Description:
This study will include patients with invasive cervical cancer that wish to keep their
fertility as much as possible in the future after treatment.
Patients who receive surgery alone may experience long-term side effects including
infertility. The purpose of this research study is to determine whether giving neo-adjuvant
chemotherapy prior to surgery can maintain fertility in patients with invasive cervical
cancer.
The neo-adjuvant chemotherapy will consist of a platinum-based chemotherapy drug cisplatin or
carboplatin, with a chemotherapy drug called paclitaxel.

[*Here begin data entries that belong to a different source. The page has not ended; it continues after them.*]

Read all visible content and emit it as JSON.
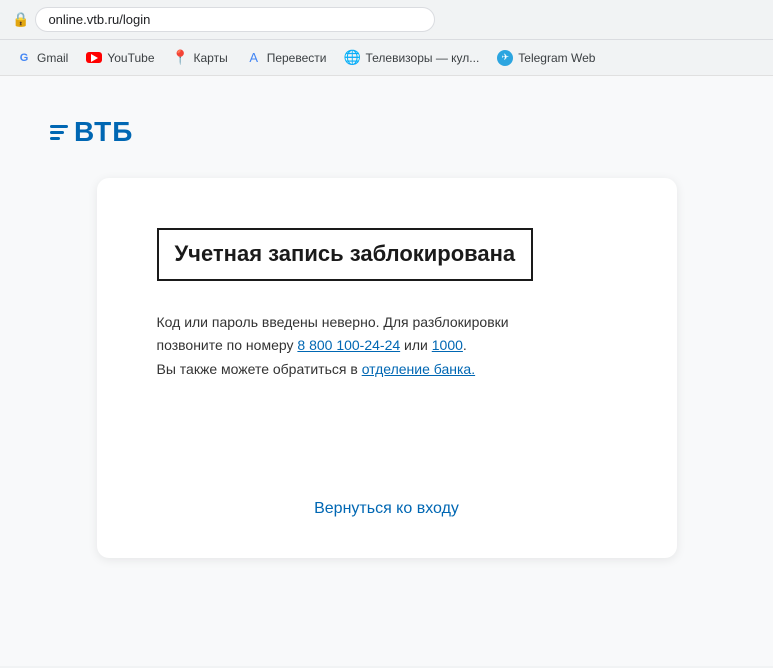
{
  "browser": {
    "url": "online.vtb.ru/login",
    "lock_icon": "🔒"
  },
  "bookmarks": [
    {
      "id": "gmail",
      "label": "Gmail",
      "icon_type": "gmail"
    },
    {
      "id": "youtube",
      "label": "YouTube",
      "icon_type": "youtube"
    },
    {
      "id": "maps",
      "label": "Карты",
      "icon_type": "maps"
    },
    {
      "id": "translate",
      "label": "Перевести",
      "icon_type": "translate"
    },
    {
      "id": "tvs",
      "label": "Телевизоры — кул...",
      "icon_type": "globe"
    },
    {
      "id": "telegram",
      "label": "Telegram Web",
      "icon_type": "telegram"
    }
  ],
  "logo": {
    "text": "ВТБ"
  },
  "card": {
    "title": "Учетная запись заблокирована",
    "body_line1": "Код или пароль введены неверно. Для разблокировки",
    "body_line2": "позвоните по номеру ",
    "phone1": "8 800 100-24-24",
    "body_or": " или ",
    "phone2": "1000",
    "body_line3_prefix": "Вы также можете обратиться в ",
    "branch_link": "отделение банка.",
    "back_link": "Вернуться ко входу"
  }
}
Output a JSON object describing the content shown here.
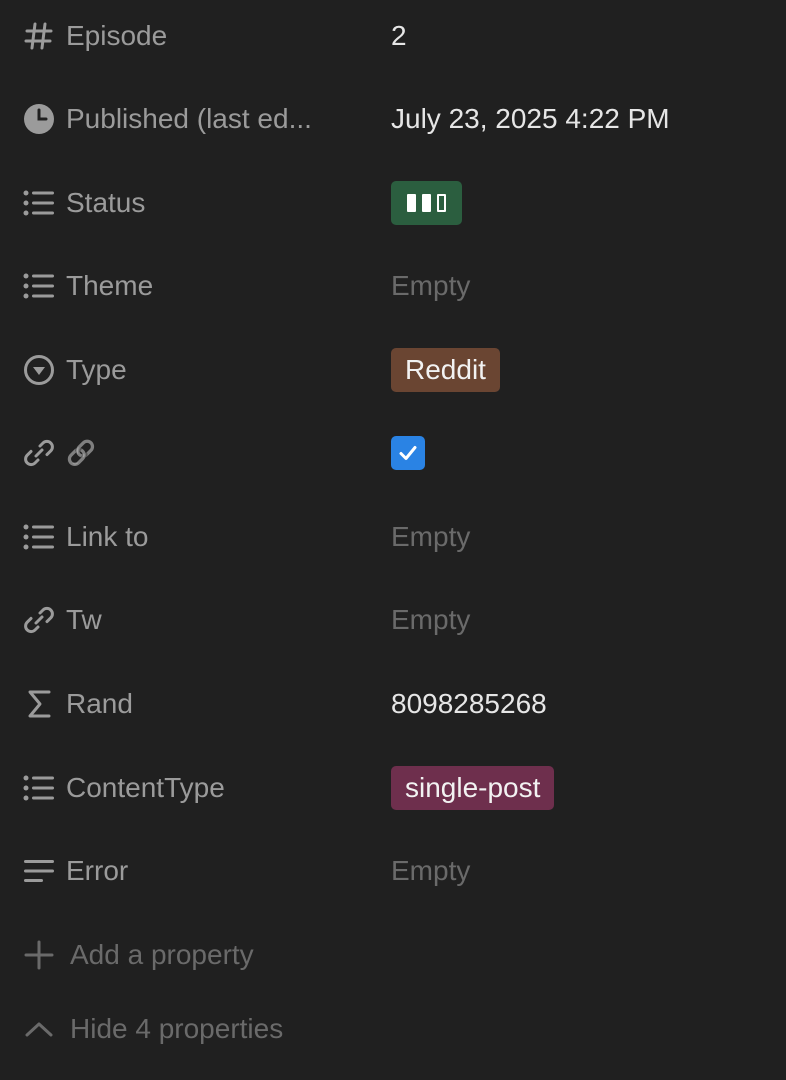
{
  "properties": [
    {
      "icon": "hash-icon",
      "label": "Episode",
      "value": "2",
      "kind": "text"
    },
    {
      "icon": "clock-icon",
      "label": "Published (last ed...",
      "value": "July 23, 2025 4:22 PM",
      "kind": "text"
    },
    {
      "icon": "list-icon",
      "label": "Status",
      "value": "▮▮▯",
      "kind": "tag",
      "tag_color": "#2b5e3f"
    },
    {
      "icon": "list-icon",
      "label": "Theme",
      "value": "Empty",
      "kind": "empty"
    },
    {
      "icon": "select-icon",
      "label": "Type",
      "value": "Reddit",
      "kind": "tag",
      "tag_color": "#6a4532"
    },
    {
      "icon": "link-icon",
      "label": "🔗",
      "value": true,
      "kind": "checkbox",
      "checkbox_color": "#2a83e4"
    },
    {
      "icon": "list-icon",
      "label": "Link to",
      "value": "Empty",
      "kind": "empty"
    },
    {
      "icon": "link-icon",
      "label": "Tw",
      "value": "Empty",
      "kind": "empty"
    },
    {
      "icon": "sigma-icon",
      "label": "Rand",
      "value": "8098285268",
      "kind": "text"
    },
    {
      "icon": "list-icon",
      "label": "ContentType",
      "value": "single-post",
      "kind": "tag",
      "tag_color": "#6e2f4d"
    },
    {
      "icon": "text-icon",
      "label": "Error",
      "value": "Empty",
      "kind": "empty"
    }
  ],
  "footer": {
    "add_property": "Add a property",
    "hide_properties": "Hide 4 properties"
  },
  "colors": {
    "background": "#202020",
    "label": "#9b9b9b",
    "value": "#e6e6e6",
    "empty": "#6a6a6a"
  }
}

These are common chemotherapy drugs
used in the treatment of women with cervical cancers.
Title
- Brief Title: Study of Neo-Adjuvant Chemotherapy and Surgery to Preserve Fertility in Patients With Cervical Cancer
- Official Title: FIGO 2018 Stage IB2 (≥2 to <4 cm) Cervical Cancer Treated With Neoadjuvant Chemotherapy Followed by Fertility Sparing Surgery (CoNteSSa) / Neo-Adjuvant Chemotherapy and Conservative Surgery in Cervical Cancer to Preserve Fertility
Clinical Trial IDs
- ORG STUDY ID:
19-5443
- SECONDARY ID:
CoNteSSa - NeoCon
- NCT ID:
NCT04016389
Conditions
Interventions
Drug | Synonyms | Arms |
---|
Cisplatin | | Neo-Adjuvant Chemotherapy, Surgery, and Adjuvant Chemotherapy |
Carboplatin | | Neo-Adjuvant Chemotherapy, Surgery, and Adjuvant Chemotherapy |
Paclitaxel | | Neo-Adjuvant Chemotherapy, Surgery, and Adjuvant Chemotherapy |
Purpose
This study will include patients with invasive cervical cancer that wish to keep their
fertility as much as possible in the future after treatment.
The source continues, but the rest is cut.